The central goal of the law is a 12-year plan to improve basic skills of the nation's 47 million public school children by improving teacher quality and measuring progress through ambitious testing programs.
- Only 12 states are on track to comply with even half of the 40 federal requirements, the ECS reports -- although the U.S. Department of Education contends that the states are probably further along than the ECS report suggests.
- Some 39 states are developing accountability systems -- but fewer than half are even close to figuring out how to assess or improve children's test scores.

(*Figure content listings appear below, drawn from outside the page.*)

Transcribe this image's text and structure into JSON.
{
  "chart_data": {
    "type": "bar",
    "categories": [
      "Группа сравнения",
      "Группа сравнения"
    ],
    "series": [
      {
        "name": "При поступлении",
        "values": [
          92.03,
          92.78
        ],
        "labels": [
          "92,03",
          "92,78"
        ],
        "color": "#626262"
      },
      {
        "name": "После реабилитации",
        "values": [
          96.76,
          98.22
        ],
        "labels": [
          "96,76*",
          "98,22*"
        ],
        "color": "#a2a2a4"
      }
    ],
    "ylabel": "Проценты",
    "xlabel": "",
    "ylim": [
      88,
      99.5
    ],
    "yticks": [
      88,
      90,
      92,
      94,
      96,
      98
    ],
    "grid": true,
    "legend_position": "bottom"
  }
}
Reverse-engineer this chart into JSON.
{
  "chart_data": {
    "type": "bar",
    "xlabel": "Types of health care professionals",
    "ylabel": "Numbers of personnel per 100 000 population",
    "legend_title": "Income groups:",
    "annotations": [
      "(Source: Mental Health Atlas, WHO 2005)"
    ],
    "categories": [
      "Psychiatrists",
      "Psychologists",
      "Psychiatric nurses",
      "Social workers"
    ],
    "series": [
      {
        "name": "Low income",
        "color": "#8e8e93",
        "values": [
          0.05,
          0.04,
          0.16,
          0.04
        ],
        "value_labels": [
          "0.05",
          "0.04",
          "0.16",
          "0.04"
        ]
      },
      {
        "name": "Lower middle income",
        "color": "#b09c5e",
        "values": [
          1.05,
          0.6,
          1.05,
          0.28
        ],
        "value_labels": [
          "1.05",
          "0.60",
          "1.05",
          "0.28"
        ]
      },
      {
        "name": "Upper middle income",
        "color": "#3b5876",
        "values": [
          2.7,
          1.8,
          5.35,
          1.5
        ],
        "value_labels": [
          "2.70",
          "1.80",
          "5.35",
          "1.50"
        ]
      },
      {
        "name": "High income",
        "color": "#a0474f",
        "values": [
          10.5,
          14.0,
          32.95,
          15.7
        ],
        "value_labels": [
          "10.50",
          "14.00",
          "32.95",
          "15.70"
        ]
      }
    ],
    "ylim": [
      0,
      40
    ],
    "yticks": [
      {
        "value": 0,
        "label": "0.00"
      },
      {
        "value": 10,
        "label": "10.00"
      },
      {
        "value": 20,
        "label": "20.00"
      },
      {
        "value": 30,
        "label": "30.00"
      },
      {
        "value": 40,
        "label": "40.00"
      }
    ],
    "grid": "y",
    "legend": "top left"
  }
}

- Forty states are working to identify schools with consistently poor test scores, where students must be offered tutoring or transportation to better public schools; 28 states have a list of approved tutors, and 20 are actually offering tutoring.
- Only 25 states are ready to offer transfers -- which were to have begun last fall in the 48 states with under performing schools -- and only five states have developed policies by which students in "persistently dangerous schools" can transfer.
Ten states have defined what "highly qualified teachers" are -- but only eight are close to having them in their classrooms.
As they face shrinking state budgets, state lawmakers and education officials are complaining that the federal government is saddling schools with dozens of new requirements without providing enough extra money to get the job done.